In short, public sector workers often don’t pay payroll taxes or receive Social Security, instead benefiting from more generous state-backed pensions. However, if they have a spouse who receives Social Security or have held jobs subject to payroll taxes, they could potentially “double dip.” This is costly for taxpayers and highly regressive. WEP and GPO were designed to prevent this, but the Senate is now poised to repeal these provisions. To make matters worse, this is being branded the Social Security Fairness Act.

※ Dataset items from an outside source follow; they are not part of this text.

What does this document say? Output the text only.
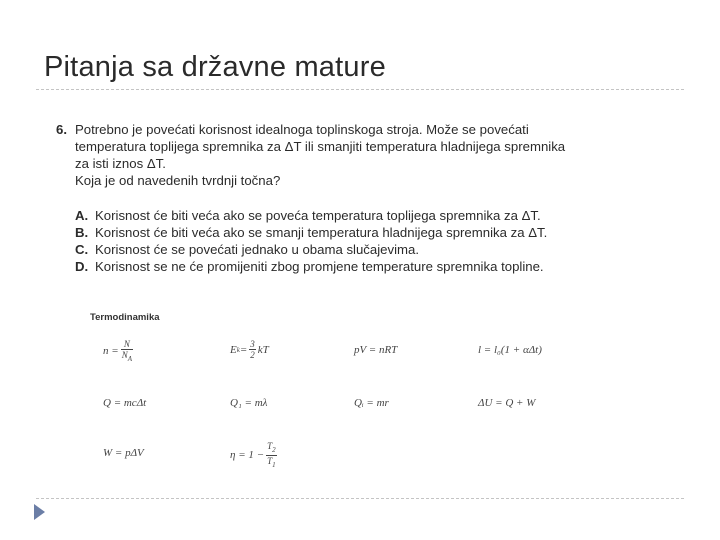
Pitanja sa državne mature
6. Potrebno je povećati korisnost idealnoga toplinskoga stroja. Može se povećati
temperatura toplijega spremnika za ΔT ili smanjiti temperatura hladnijega spremnika
za isti iznos ΔT.
Koja je od navedenih tvrdnji točna?
A. Korisnost će biti veća ako se poveća temperatura toplijega spremnika za ΔT.
B. Korisnost će biti veća ako se smanji temperatura hladnijega spremnika za ΔT.
C. Korisnost će se povećati jednako u obama slučajevima.
D. Korisnost se ne će promijeniti zbog promjene temperature spremnika topline.
Termodinamika
$n = \frac{N}{N_A}$	E $k = \frac{3}{2}$ kT	pV = nRT	l = l₀(1 + αΔt)
Q = mcΔt	Q₁ = mλ	Qᵢ = mr	ΔU = Q + W
W = pΔV	$\eta = 1 - \frac{T_2}{T_1}$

It’s projected to cost taxpayers $200 billion over the next decade.
Here’s my proposal: this “Fairness Act,” should come with a credible, enforceable provision ensuring the federal government will never bail out state or local pensions.
Rethinking Tariffs
I’ll never rethink the basic math that demands entitlement reform. However, the events of the last few years should prompt experts to reconsider some long-held beliefs.
I have always been, I will admit, at little dogmatic about tariffs. I did the international field at Columbia for goodness sake---that means I was taught not only are all tariffs bad, even multi-lateral trade deals are bad. We were very intense about it, I even had tee-shirts made then that said, “Free Trade Now!” in block letters and distributed them to all my friends (no surprise there were not many).
But maybe my youthful views lacked nuance. And well, China is challenging many of the conditions under which free trade is optimal. China ignores intellectual property rights, manipulates its currency, and enforces questionable labor standards. Is it really optimal that 90% of the materials for antibiotics come from China? Diversification is a core benefit of trade, yet we lack it. Perhaps tariffs, or the threat of them, are sometimes useful—though I am not sure that is a game you can play more than once. And maybe tariffs are better than sanctions. I worry using tariffs as a tool for diplomacy or as a bargaining chip can become a slippery slope, but in some circumstances with a very well-defined and limited goal, they are not completely terrible and sometimes even useful. And that’s big step for me to say that.
I recently wrote a column for Bloomberg and spoke at an Aspen Strategy Group panel about whether economists are out of touch—and maybe wrong—on certain issues. Perhaps we can afford to revisit some of our dogmas. After all, expertise requires constantly learning and adjusting assumptions to fit a changing world.
The case for Day Light Saving
I’m also dogmatic about time zones. I oppose time changes because I see time as a social construct meant to facilitate economic and social interactions. Standard time zones became necessary with the advent of railways and the telegraph. At some point—wrongly blamed on farmers—we decided to shift time twice a year, in some places, at different times depending on the location. To me, this undermines the very purpose of time.
When Marco Rubio became Secretary of State, I feared his years-long crusade for permanent Daylight Saving Time (DST) might stall. However, it appears on the DOGE agenda—though Trump may favor year-round Standard Time instead. Perhaps this stems from the fact that year-round DST means darker mornings in Northern states, especially in northern states, which made it unpopular in the 1970s.
In Bloomberg, I argue that year-round DST is preferable to year-round Standard Time, which in turn is better than the biannual time changes we currently endure. The economy has changed since the 1970s, and more Americans live in the South. The time for change has arrived.
Until next time, Pension Geeks! See you in the new year!
Allison
Three really good thoughts to start the day…thanks
I laughed at the t shirt bit.
I don’t really care about DST or standard time, I just hate the time change. At the very least it turns my toddlers into a nightmare for a week.
Whatever time system is chosen, everyone can adjust schedules to work within it. Construction jobs need daylight? Change your start time. Exceedingly simple.